The ASPCA recommends offering small amounts of fresh fruits and vegetables to your rats every day. Peas, broccoli, carrots, apples and bananas are good foods to start with, but it’s fun to try new things and find out your pets’ favorites. Rats love people food, and you can give yours the occasional table scrap, such as cooked pasta, small pieces of egg or chicken, or a bit of pizza crust. Treats need to be limited to prevent obesity.
Do not give your rats chocolate, corn, candy, caffeinated and carbonated beverages, onions, sticky foods such as taffy and peanut butter, and junk food.
Fresh, clean water should be available at all times. A water bottle with a drinking tube that attaches to the side of the cage is the best way to go.
Remove droppings, uneaten food and soiled areas of bedding from your pets’ cage every day. Clean the cage completely once a week by replacing dirty bedding and scrubbing down the rest of the cage with warm, soapy water.
Like that of all rodents, a rat’s front teeth grow continuously. Provide unpainted, untreated pieces of wood, dog biscuits or safe cardboard or rawhide chew toys for your rats to gnaw on. This is crucial for keeping their teeth in tip-top condition and preventing dental problems.
Rats are friendly and curious by nature, but you’ll need to get your pets used to you—and used to being handled. Start by feeding them small treats. When they’re comfortable with that, you can pick them up, one hand supporting the bottom, the other over the back. When you get to know each other better, don’t be surprised if your little friends want to snuggle and be petted.
Once your rats are hand-tamed, you should let them play outside of the cage in a safe, secure area for an hour or so every day. This out-of-cage playtime is mandatory—and will keep your smart, active friends mentally stimulated and physically fit. Just be sure to supervise at all times, please.

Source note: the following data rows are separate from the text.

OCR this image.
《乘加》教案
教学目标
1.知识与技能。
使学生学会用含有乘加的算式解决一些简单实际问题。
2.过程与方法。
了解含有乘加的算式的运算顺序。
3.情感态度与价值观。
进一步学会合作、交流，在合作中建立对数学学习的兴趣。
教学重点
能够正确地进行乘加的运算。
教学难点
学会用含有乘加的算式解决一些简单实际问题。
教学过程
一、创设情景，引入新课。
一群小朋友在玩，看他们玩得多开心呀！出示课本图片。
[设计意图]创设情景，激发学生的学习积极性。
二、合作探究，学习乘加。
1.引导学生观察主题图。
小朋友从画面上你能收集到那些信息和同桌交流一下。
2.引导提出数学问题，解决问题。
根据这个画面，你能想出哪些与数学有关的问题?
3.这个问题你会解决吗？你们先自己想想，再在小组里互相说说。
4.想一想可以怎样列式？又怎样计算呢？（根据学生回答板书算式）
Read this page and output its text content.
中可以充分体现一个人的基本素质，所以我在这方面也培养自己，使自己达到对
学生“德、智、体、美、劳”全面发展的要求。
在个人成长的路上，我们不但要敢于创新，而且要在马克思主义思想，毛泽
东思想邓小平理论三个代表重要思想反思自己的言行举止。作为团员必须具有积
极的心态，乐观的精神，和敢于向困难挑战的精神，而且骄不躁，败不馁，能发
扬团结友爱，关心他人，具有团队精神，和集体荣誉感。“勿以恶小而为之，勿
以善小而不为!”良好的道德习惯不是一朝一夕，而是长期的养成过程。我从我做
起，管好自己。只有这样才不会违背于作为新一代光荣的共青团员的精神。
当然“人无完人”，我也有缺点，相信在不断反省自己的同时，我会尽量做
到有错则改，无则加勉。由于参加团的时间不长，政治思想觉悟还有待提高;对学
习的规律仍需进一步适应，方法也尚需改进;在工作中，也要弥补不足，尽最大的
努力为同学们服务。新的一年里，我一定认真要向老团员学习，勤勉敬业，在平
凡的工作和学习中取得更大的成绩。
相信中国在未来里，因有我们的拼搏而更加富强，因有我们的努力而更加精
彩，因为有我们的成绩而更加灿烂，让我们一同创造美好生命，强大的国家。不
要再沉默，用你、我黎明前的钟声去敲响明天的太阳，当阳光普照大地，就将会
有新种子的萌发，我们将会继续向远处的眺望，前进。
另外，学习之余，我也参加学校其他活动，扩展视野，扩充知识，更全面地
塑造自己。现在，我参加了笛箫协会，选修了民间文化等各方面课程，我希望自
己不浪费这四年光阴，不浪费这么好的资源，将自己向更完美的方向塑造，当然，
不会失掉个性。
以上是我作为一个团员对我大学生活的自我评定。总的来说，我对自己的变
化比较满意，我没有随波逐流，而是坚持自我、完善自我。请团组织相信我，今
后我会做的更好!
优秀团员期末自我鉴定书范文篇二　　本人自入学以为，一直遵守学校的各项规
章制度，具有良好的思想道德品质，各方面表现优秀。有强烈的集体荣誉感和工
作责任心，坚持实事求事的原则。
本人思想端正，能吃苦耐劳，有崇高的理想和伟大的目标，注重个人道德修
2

If you think one of your rats is sick, don’t wait until your regularly scheduled annual check-up—seek medical attention immediately. Common signs that something isn’t right with your rat include sneezing, lethargy, weight loss, dull eyes, diarrhea and difficulty breathing. Rats are particularly susceptible to external parasites such as mites. If you think your animal is infested, a trip to the vet is in order to clear up the infestation.
Rat Supply Checklist:
– Wire cage or multi-level ferret cage
– Aspen or pelleted recycled paper bedding
– Small boxes or flower pots
– Tree branch for climbing
– Exercise wheel (solid, no rungs)
– PVC tubes for tunneling
– Rodent chow, block or pellet form
– Attachable water bottle with drinking tub
– Unpainted, untreated piece of wood, dog biscuits or safe chew toy for dental health
– Safe and rodent-appropriate toys, including swings, ropes and other toys made for parrots.